這與當時的萬歷皇帝朱翊鈞逐漸成年,想要掌控朝政,但是大明的師相張居正,一直認為朱翊鈞還不成熟,還不足以接手朝政之間的矛盾,有著極大的關系。
言官,就是萬歷皇帝朱翊鈞手里最大的殺器,張居正的一些議題,在朱翊鈞不滿意的時候,而他本人也不太方便出面的前提下,言官們就會群起而攻之,張居正知道皇帝不滿之后,也就不再強行推進。
是為陛下威福之柄,潛為輔臣所竊,故言官向背之情,亦為默移。
李植、江東之等人,先后發了張居正的奸,朱翊鈞對他們十分滿意,想要升他們的官爵。
卻被申時行屢次以內閣的權力阻止,申時行雖然擅長斡旋之策,但是跟著張居正多少年,他能不知道這些言官們都是些個什么東西?
果然,在張居正死后不到三年時間里,萬歷十三年,一封氣的朱翊鈞連大過年都沒法過的《酒氣財色疏》,就哐當的落在了朱翊鈞的頭上,朱翊鈞養的言官這些狗,終于咬到了他這個主人身上。
一如東林養的復社這條狗,現在正在東林人身上撕下一塊塊血肉那般。
但是此時,大明已經有了升官的捷徑,只要噴皇帝,引來廷杖,就能收獲一大堆的名望,這名望二字,對于仕林之人而言,就是晉升的資格。
但是申時行本身擅長斡旋,不擅長爭斗,自己拿不起來,也不放下,戀權不說,在國本和三王并封的兩大案中,申時行左邊哄皇帝,右邊哄朝臣,把這事一直拖了十五年才徹底定下來。
內閣在反復橫跳中,逐漸讓自己的信用掃地,申時行的乞病歸老,本身也代表著內閣權力旁落。

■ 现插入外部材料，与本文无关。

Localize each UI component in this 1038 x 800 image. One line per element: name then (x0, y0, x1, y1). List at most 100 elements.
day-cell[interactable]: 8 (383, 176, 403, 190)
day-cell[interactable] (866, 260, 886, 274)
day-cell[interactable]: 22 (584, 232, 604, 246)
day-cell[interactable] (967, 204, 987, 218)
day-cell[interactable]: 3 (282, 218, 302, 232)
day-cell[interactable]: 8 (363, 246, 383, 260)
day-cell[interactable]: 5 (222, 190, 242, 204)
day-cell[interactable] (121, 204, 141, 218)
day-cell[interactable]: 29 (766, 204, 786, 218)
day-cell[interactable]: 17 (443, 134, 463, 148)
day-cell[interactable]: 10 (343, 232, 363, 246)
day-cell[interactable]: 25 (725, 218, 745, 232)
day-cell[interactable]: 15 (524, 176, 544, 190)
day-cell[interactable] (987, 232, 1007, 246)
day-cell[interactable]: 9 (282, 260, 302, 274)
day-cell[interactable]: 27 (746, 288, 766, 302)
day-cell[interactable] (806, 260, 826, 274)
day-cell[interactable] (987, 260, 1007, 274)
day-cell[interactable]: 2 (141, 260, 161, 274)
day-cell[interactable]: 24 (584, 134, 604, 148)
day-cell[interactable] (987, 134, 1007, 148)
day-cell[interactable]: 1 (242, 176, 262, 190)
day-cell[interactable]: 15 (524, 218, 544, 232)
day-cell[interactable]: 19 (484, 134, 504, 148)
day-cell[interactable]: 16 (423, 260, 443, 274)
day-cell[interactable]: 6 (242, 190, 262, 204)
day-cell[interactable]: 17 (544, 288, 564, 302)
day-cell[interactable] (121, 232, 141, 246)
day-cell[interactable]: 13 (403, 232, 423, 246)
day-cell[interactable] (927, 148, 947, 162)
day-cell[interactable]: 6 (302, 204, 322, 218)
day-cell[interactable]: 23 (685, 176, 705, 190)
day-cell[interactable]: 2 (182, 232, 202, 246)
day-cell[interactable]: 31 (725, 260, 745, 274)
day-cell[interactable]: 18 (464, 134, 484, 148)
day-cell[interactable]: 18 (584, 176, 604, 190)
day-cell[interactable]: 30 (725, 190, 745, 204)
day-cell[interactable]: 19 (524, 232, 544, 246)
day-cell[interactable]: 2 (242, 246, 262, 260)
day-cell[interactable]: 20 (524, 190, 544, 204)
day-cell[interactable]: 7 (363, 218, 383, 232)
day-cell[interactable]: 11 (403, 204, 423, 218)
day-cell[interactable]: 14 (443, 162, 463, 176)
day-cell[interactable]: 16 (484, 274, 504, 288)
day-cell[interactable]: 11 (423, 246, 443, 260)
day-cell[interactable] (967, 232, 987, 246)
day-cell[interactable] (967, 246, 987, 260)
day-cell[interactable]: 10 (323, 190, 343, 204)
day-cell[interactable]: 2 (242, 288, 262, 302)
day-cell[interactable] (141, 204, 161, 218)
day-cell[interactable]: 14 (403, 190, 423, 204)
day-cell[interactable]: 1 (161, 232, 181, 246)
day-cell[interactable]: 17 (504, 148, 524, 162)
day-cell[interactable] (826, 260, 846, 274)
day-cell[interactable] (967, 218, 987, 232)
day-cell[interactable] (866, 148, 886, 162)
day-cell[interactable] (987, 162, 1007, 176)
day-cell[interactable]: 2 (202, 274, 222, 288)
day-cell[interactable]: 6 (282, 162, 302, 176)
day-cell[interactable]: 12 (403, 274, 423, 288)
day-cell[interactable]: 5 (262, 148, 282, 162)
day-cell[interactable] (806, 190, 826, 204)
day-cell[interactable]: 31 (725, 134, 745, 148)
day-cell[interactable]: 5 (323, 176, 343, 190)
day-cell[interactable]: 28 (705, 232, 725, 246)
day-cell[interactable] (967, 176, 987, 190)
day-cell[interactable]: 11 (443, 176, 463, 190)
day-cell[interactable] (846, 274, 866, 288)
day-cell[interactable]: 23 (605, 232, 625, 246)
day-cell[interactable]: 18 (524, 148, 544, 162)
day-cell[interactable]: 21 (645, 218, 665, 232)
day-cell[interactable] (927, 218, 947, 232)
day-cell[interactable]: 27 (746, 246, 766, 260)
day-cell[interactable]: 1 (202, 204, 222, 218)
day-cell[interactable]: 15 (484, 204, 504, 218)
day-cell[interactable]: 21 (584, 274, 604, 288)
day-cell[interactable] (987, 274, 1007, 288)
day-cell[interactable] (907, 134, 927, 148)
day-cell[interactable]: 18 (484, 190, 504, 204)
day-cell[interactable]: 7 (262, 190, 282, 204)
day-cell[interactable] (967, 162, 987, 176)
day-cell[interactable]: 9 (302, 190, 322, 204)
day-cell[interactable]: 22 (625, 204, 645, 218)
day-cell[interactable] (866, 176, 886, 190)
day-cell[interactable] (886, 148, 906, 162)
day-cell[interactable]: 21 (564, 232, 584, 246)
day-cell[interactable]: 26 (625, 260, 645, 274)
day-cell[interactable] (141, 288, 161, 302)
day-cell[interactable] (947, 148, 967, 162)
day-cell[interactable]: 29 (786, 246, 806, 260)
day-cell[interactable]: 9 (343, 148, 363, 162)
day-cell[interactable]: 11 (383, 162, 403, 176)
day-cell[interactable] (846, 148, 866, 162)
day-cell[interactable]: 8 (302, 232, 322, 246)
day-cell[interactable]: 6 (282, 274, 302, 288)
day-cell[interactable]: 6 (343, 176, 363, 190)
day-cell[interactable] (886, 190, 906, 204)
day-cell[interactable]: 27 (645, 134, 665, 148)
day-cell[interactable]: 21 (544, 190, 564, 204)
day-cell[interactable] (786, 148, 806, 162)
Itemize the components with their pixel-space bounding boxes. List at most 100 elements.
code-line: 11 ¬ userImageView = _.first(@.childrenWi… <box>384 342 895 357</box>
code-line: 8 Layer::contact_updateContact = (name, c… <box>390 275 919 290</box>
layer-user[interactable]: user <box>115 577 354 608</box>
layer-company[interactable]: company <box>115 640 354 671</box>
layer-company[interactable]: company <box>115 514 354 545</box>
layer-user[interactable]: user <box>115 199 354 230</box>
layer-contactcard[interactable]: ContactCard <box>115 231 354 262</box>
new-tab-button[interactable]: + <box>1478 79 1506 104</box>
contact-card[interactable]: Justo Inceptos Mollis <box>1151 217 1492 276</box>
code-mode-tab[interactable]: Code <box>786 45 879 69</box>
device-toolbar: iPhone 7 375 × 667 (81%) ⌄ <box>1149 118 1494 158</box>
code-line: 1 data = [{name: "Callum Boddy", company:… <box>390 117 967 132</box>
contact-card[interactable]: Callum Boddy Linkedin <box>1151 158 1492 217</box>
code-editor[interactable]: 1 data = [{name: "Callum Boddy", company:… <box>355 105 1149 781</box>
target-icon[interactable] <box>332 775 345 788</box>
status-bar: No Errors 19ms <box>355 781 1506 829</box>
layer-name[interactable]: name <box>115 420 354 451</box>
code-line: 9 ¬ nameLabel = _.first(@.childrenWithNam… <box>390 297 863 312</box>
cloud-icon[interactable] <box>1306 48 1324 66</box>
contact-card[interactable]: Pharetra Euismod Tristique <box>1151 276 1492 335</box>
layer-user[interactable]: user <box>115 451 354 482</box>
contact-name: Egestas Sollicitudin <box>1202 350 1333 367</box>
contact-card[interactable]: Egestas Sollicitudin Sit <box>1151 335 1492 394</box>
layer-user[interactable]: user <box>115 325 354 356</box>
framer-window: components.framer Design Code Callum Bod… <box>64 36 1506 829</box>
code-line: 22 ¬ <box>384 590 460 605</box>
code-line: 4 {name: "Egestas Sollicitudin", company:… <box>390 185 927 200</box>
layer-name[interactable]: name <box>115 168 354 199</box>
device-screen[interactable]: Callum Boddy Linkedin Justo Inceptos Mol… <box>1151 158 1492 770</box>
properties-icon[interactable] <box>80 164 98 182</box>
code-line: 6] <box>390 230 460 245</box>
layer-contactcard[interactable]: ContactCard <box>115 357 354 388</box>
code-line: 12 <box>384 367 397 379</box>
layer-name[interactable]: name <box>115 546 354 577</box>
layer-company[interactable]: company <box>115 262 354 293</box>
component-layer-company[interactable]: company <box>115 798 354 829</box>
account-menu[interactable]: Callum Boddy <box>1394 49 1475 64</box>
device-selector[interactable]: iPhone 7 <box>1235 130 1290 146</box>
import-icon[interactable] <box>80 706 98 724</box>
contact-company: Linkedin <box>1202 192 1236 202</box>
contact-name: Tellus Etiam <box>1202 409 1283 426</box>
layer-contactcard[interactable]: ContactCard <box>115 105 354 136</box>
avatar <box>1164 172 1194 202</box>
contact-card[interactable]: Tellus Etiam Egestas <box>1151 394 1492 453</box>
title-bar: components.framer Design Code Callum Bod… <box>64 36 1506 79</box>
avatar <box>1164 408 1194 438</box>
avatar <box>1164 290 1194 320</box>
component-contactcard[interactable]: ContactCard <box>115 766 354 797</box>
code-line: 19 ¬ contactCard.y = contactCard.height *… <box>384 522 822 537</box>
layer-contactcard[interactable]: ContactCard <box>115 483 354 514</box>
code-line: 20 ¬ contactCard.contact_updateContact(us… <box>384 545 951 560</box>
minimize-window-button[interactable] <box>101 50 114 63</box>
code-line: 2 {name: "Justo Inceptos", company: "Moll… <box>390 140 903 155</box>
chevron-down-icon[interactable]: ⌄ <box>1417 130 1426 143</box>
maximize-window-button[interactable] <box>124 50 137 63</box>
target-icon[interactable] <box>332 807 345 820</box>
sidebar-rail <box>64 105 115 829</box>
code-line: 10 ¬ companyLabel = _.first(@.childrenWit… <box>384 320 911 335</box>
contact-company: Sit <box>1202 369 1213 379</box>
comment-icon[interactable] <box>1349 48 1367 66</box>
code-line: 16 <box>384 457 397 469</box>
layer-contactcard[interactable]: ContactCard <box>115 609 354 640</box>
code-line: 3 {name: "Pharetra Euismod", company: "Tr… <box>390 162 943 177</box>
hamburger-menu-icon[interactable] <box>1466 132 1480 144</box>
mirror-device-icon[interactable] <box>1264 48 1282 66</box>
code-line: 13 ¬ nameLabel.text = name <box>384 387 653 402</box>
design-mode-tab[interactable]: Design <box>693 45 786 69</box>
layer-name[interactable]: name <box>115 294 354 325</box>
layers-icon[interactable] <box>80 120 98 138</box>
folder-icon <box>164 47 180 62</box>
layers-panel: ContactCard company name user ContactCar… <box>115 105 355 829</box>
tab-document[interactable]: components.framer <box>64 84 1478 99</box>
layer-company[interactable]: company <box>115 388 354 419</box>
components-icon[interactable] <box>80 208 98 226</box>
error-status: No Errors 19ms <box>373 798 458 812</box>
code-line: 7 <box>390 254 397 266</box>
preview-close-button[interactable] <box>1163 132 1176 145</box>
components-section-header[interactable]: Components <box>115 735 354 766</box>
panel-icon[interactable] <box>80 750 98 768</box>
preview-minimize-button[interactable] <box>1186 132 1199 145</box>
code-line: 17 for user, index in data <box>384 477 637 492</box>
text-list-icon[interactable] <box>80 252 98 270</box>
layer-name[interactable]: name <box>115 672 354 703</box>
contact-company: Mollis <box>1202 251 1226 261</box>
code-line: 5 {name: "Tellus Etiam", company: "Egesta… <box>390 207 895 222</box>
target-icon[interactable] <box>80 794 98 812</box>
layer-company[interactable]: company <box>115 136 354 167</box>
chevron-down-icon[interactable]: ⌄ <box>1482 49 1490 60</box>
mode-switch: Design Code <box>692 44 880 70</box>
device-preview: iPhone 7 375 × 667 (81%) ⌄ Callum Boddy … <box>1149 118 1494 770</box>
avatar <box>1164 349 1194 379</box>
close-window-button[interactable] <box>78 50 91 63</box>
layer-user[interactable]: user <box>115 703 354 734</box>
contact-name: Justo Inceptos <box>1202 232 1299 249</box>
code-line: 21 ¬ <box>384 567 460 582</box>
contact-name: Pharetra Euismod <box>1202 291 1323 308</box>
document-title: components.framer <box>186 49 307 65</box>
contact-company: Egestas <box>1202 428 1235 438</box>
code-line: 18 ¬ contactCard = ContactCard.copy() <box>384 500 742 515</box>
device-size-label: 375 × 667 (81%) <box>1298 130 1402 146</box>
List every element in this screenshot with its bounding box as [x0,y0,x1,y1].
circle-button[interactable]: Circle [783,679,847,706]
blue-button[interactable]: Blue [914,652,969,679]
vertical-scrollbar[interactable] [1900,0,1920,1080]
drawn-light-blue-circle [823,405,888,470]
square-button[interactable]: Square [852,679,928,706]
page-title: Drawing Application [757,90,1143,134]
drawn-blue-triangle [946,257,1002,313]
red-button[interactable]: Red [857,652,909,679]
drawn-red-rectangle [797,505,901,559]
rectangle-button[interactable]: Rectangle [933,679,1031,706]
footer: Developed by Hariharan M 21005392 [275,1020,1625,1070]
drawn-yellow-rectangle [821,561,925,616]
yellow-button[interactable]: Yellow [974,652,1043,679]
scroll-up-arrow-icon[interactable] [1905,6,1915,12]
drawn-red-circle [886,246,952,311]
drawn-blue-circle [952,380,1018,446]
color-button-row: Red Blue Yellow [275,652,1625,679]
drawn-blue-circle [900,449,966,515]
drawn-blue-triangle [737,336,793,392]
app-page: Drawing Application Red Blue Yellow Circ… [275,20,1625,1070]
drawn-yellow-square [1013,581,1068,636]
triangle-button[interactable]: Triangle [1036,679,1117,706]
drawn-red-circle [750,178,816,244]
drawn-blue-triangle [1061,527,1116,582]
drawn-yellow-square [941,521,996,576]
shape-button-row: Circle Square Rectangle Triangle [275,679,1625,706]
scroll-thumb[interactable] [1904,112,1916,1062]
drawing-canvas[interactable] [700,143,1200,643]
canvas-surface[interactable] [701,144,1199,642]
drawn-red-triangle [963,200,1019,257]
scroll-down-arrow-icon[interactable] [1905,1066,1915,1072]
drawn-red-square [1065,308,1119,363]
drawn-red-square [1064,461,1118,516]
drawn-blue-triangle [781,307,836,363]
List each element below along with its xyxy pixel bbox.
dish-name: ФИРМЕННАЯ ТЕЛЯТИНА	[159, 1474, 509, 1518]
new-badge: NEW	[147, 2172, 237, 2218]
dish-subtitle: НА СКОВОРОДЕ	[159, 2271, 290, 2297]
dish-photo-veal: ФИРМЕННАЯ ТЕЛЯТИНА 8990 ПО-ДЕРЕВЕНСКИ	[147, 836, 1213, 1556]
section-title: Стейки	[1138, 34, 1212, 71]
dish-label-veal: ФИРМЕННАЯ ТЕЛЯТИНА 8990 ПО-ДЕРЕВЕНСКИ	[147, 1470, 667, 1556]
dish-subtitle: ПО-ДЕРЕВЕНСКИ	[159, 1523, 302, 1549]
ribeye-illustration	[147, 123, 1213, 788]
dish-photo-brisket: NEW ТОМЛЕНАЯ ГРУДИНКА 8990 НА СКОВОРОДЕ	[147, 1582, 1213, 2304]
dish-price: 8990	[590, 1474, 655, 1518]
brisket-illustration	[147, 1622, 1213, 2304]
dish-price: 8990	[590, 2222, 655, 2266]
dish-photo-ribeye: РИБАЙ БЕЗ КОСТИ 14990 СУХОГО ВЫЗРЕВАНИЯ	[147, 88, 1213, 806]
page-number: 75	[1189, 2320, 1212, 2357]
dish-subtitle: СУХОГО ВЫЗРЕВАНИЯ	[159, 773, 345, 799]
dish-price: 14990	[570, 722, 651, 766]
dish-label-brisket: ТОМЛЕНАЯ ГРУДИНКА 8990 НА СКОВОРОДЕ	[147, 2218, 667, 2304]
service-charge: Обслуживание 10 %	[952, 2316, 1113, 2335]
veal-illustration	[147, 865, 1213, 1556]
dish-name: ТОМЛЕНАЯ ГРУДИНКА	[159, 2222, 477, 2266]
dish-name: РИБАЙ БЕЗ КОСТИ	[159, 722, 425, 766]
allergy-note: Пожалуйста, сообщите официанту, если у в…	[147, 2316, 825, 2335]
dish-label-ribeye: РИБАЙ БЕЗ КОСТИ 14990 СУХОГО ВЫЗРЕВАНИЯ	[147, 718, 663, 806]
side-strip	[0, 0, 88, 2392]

而繼任者沈一貫等人,更是剛愎自用,還不如申時行的斡旋,極力培養自己黨羽的沈一貫,最終把大明打造成了東林、齊楚浙昆宣諸黨并爭的黨爭時代。
言官自此,前途一片光明。
水越渾,他們就越自在。
萬歷二十年的京察中,內閣和吏部抱團,言官們抱團,兩股勢力已經形成了鼎足之勢。
而這兩股勢力不斷的分化,成為了諸多的黨派。
在萬歷四十七年的之時,齊楚浙終于迎來了自己最輝煌的勝利,萬歷四十七年京察中,東林主要職位,六部尚書、內閣等要職,無一東林人物。
而這場勝利,僅僅持續了不到四年的時間,因為齊黨和浙黨內部鬧出了矛盾,主事鄒之麟因為轉吏部官職未果,遷怒浙黨的姚宗文和劉廷元,自此齊黨浙黨分了家。
齊楚浙分家之事,而其中東林黨人士汪文言起到了決定性的作用。
汪文言,是東林人里的獵犬,擅長用計,三下五除二,就把齊楚浙鐵一樣的聯盟,給破的一干二凈。
鐵一樣的聯盟如同笑話一般,一捅就破。
天啟三年,京察由趙南星主持,齊、楚、浙黨大潰敗,紛紛投靠了當時逐漸勢起的魏忠賢。
而魏忠賢不負齊楚浙三黨在朝官吏的期許,把東林再次斗敗。
大明的言官們,在這個過程中,始終扮演者極其重要的角色,他們上躥下跳,四處煽風點火,斗的越兇,他們的威力也就越大。
否則大明的朝臣們團結在了大明皇帝的周圍,言官他們就失去了他們賴以生存的土壤,又會回到萬歷五年到萬歷十三年那段時間,做大明皇帝的狗的那段時間。
皇帝讓他們咬誰,他們就得咬誰,否則大明皇帝會把廷杖的墊子給去了,不給他們刷聲望。
言官的反復橫跳和朝中的局勢變化多端,在萬歷皇帝在位的四十年時間里,后三十年的京察的糾紛,導致了大明的朝政如同雜草已經的生長。
第一個后果,就是缺官,在很長一段時間里,銓部(考察吏治的部門)失去了本身的效力,只要言官彈劾,大明的官員就只能不辭自去,要不就是灰頭土臉的被噴回家。
萬歷四十六年到萬歷四十七年,六部缺額高達半數,都是言官看到誰不順眼就彈劾,彈劾來彈劾去,把人都彈劾跑了。
第二個恐怖的后果,就是大臣與大臣黨比,小臣與小臣黨比。
斗爭產生黨派,而不是因為黨派產生斗爭。
為了報團取暖,大明的大魚和大魚聯合,小魚和小魚聯姻,東林、齊、楚、浙、昆、宣、西、京黨,都是在這個時間里不斷的產生。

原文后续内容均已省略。